COISAS QUE ESTRAGAM OS DENTES
lulu mendes
1. Faço pelo Gabriel o que faria por mim mesma. Compro tudo o que ele gosta, doces, discos cor-de-rosa e livros antigos, a obsessão da vez. Antes eram balões coloridos, aqueles de festa de aniversário. Agora Gabriel flutua nas ideias dos autores corajosos. Parece uma senhora de setenta anos no corpo de um adolescente, mas gosto disso, me sinto segura e ele também. Não tem presente melhor que uma mãe possa dar ao filho que cumplicidade, onde que eu ouvi isso? Acho até que foi dele.
Já dobrava a esquina quando Douglas começou a berrar como um porco. O Gabriel não é seu filho, disse no carro. Ele fica puto quando eu digo essas coisas. Desta vez pareceu real, talvez por eu querer muito que fosse verdade. Vejo Douglas em cada detalhe físico de Gabriel, mas não passa da casca. O que tem dentro do meu filho é superior.
Tropeço algumas vezes na rua de paralelepípedos e não olho pra trás; Douglas, que poderia descer rasgando com o carro até mim, prefere latir duas quadras acima como o inútil que é. Gabriel tá acordado, certeza. Tá lendo os livros que finjo conhecer nos sebos entupidos da José Paulino. Hilda, Emily, Ana Cristina alguma coisa, só os corajosos, diz ele. Também pode estar dançando. Britney. Outro dia, peguei ele de salto, rodopiando pela sala vazia. Ficou sem graça como sempre fica quando eu o vejo dançar. Tava estudando inglês, ele vai dizer.
- Ester, onde você estava? Ouviu esse grito? Eu hein, tinha um doido por aí xingando, cê ouviu? — perguntou minha mãe quando entrei.
- É o Douglas. Cadê o Gabriel?
Abri a porta do quarto, e Gabriel fingia sono. E se fingia é porque alguma coisa estava errada. Ele tem um mundo próprio e mamãe não sabe lidar com isso, mas eu sei. Somos cúmplices, eu e ele. Somos um só.
- O que aconteceu? — pergunto
- Vai tomar banho e colocar o seu pijama, Ester. Se recomponha. O assunto é sério.
- Ele usou meu top de novo? Ou foi aquela sua echarpe feiosa? — tentei ser firme, mas a voz denunciava a tequila.
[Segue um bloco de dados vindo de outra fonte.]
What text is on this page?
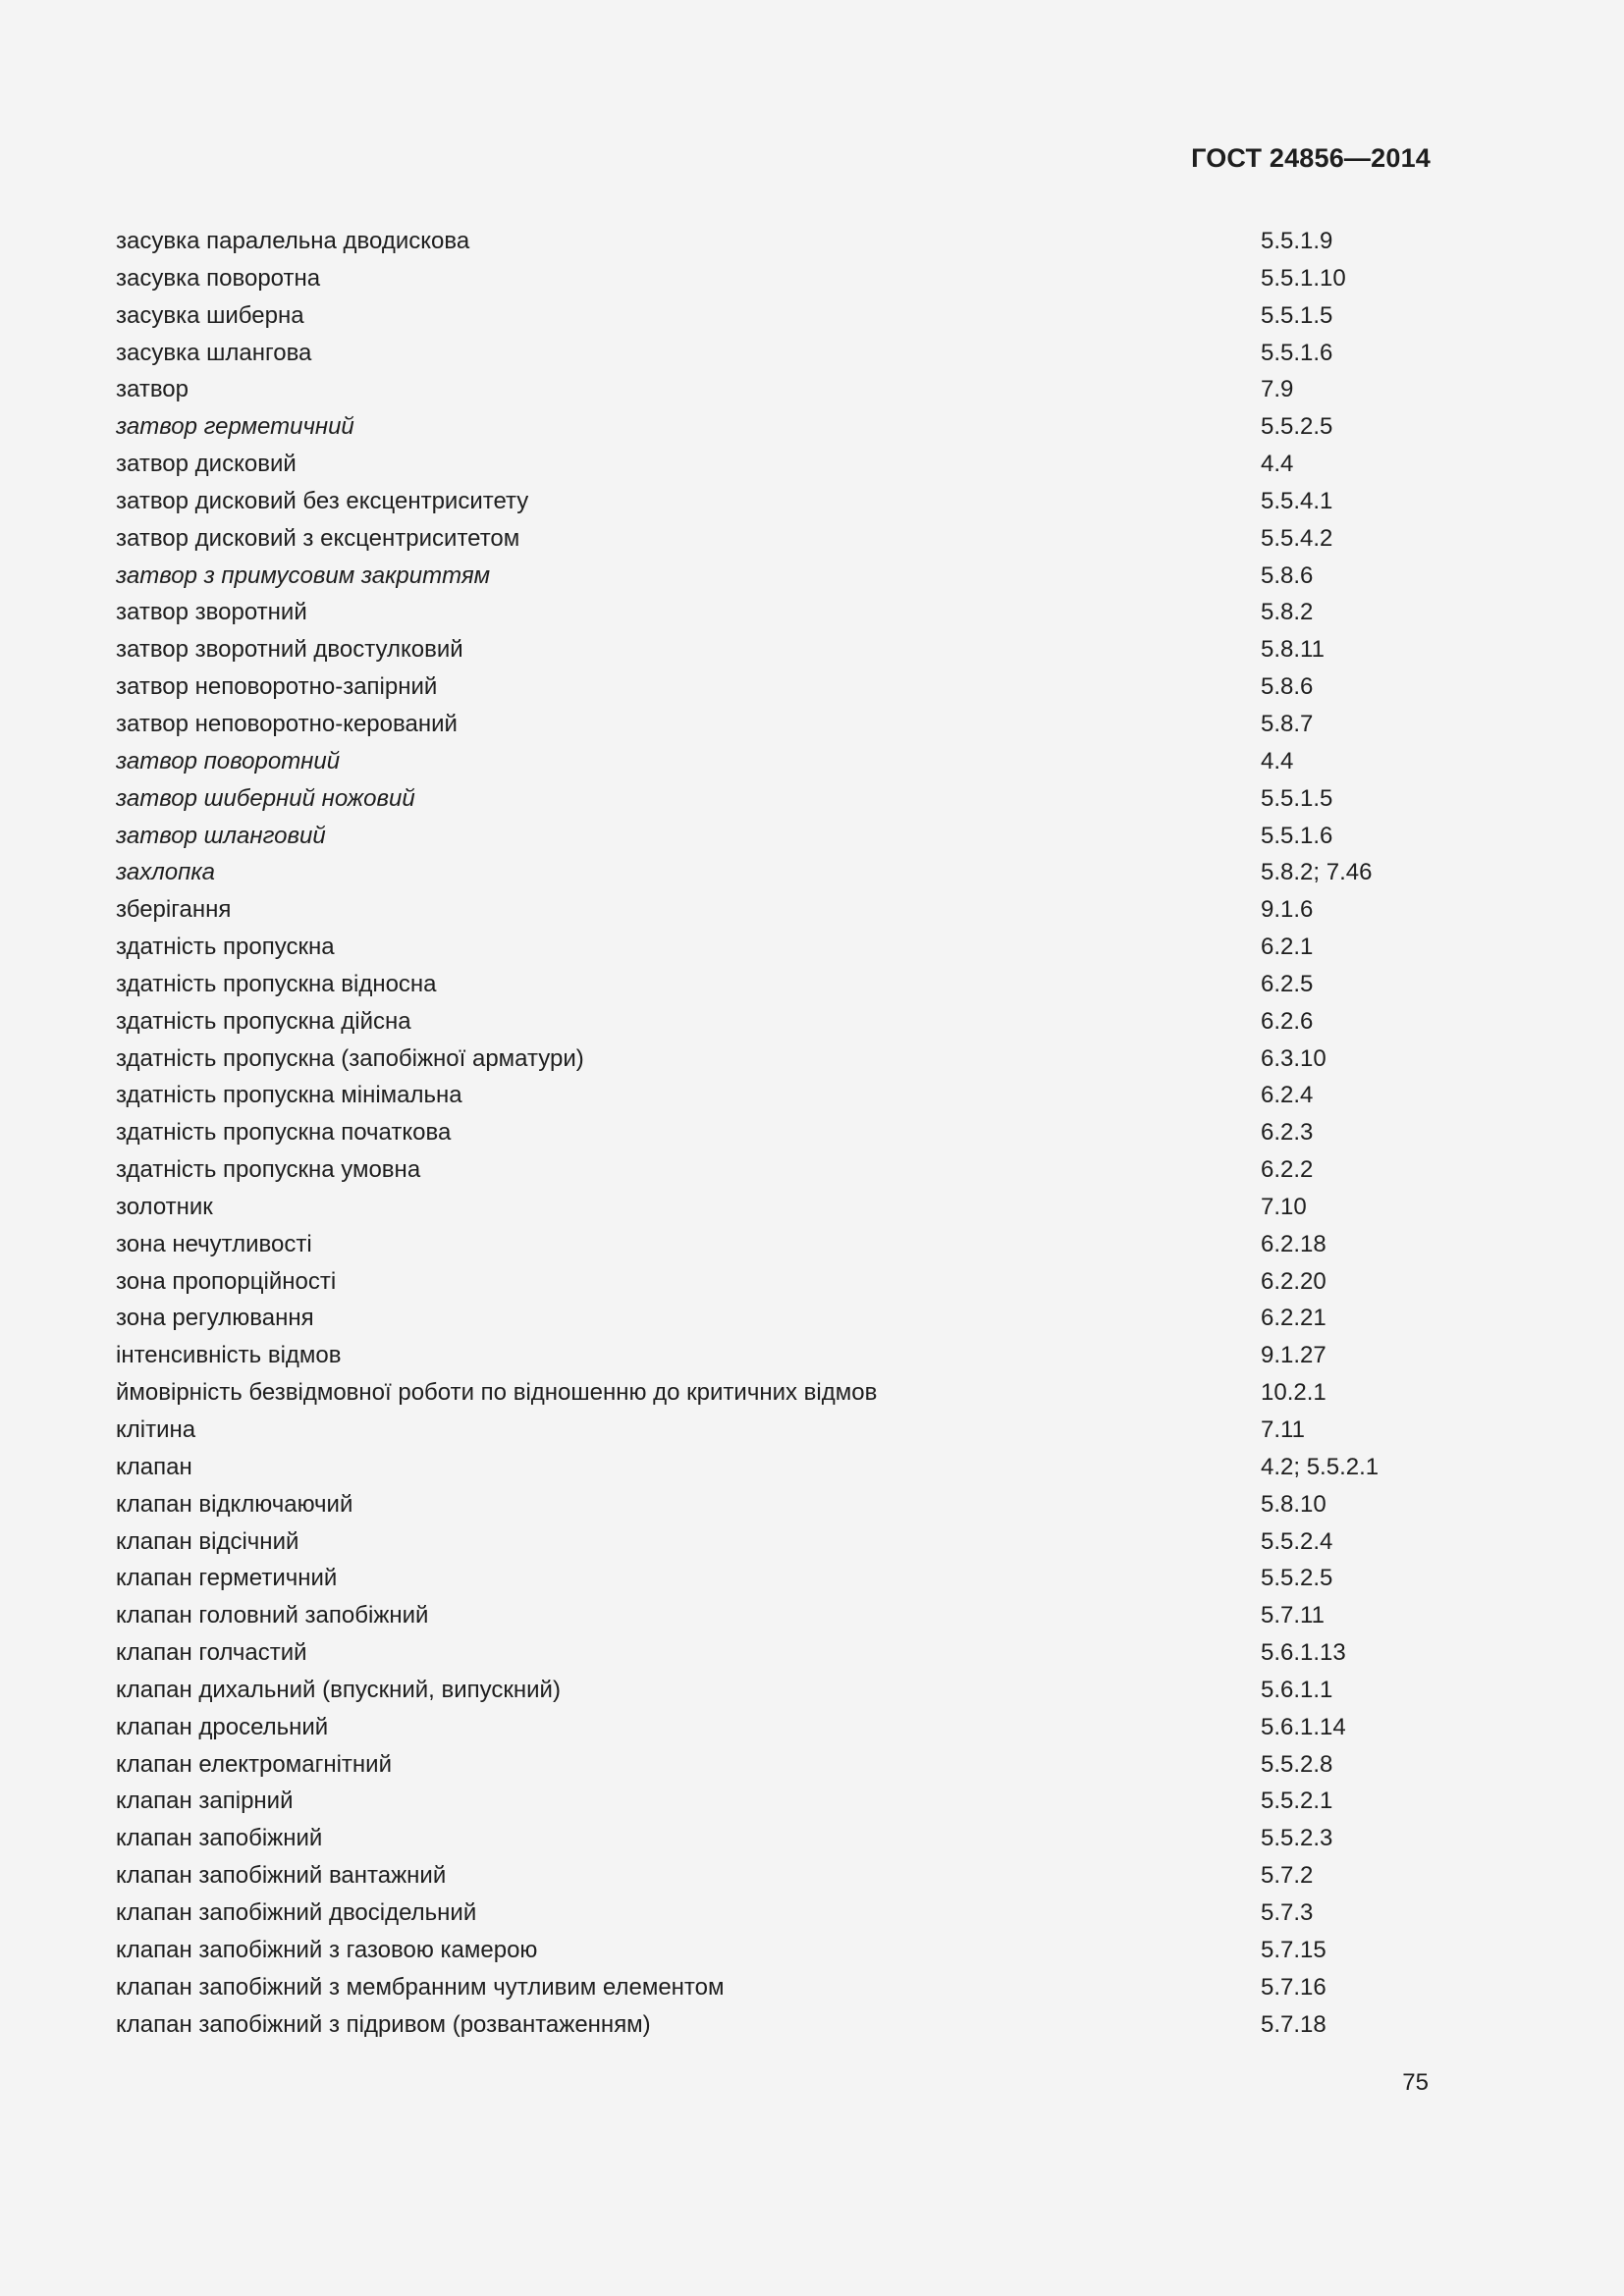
ГОСТ 24856—2014
засувка паралельна дводискова	5.5.1.9
засувка поворотна	5.5.1.10
засувка шиберна	5.5.1.5
засувка шлангова	5.5.1.6
затвор	7.9
затвор герметичний	5.5.2.5
затвор дисковий	4.4
затвор дисковий без ексцентриситету	5.5.4.1
затвор дисковий з ексцентриситетом	5.5.4.2
затвор з примусовим закриттям	5.8.6
затвор зворотний	5.8.2
затвор зворотний двостулковий	5.8.11
затвор неповоротно-запірний	5.8.6
затвор неповоротно-керований	5.8.7
затвор поворотний	4.4
затвор шиберний ножовий	5.5.1.5
затвор шланговий	5.5.1.6
захлопка	5.8.2; 7.46
зберігання	9.1.6
здатність пропускна	6.2.1
здатність пропускна відносна	6.2.5
здатність пропускна дійсна	6.2.6
здатність пропускна (запобіжної арматури)	6.3.10
здатність пропускна мінімальна	6.2.4
здатність пропускна початкова	6.2.3
здатність пропускна умовна	6.2.2
золотник	7.10
зона нечутливості	6.2.18
зона пропорційності	6.2.20
зона регулювання	6.2.21
інтенсивність відмов	9.1.27
ймовірність безвідмовної роботи по відношенню до критичних відмов	10.2.1
клітина	7.11
клапан	4.2; 5.5.2.1
клапан відключаючий	5.8.10
клапан відсічний	5.5.2.4
клапан герметичний	5.5.2.5
клапан головний запобіжний	5.7.11
клапан голчастий	5.6.1.13
клапан дихальний (впускний, випускний)	5.6.1.1
клапан дросельний	5.6.1.14
клапан електромагнітний	5.5.2.8
клапан запірний	5.5.2.1
клапан запобіжний	5.5.2.3
клапан запобіжний вантажний	5.7.2
клапан запобіжний двосідельний	5.7.3
клапан запобіжний з газовою камерою	5.7.15
клапан запобіжний з мембранним чутливим елементом	5.7.16
клапан запобіжний з підривом (розвантаженням)	5.7.18
75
De repente mamãe pareceu mais velha do que era. Como se houvesse um peso no ar comprimindo toda a sua pele, enrugando-as mais. Ela se senta na poltrona da sala e, pela primeira vez, a vejo chorar fora da igreja. Minha mãe só chora na igreja e em enterros. Na igreja, chora por manter suas promessas intactas, mas chora ainda mais por papai não ter feito o mesmo. Nos enterros, chora pela vida eterna. Ter fé deve ser isso: acreditar naquilo que não se vê. Eu não acredito nem no que eu vejo, que dirá…
- O Gabriel não me ouve e você precisa ajudar, Ester. É um menino bom, mas desafia tudo, tem aquele jeitinho que eu não sei, só Deus sabe o que ele pensa de verdade. Vocês precisam voltar…Voltar para o Senhor porque o mundo é… O inimigo é…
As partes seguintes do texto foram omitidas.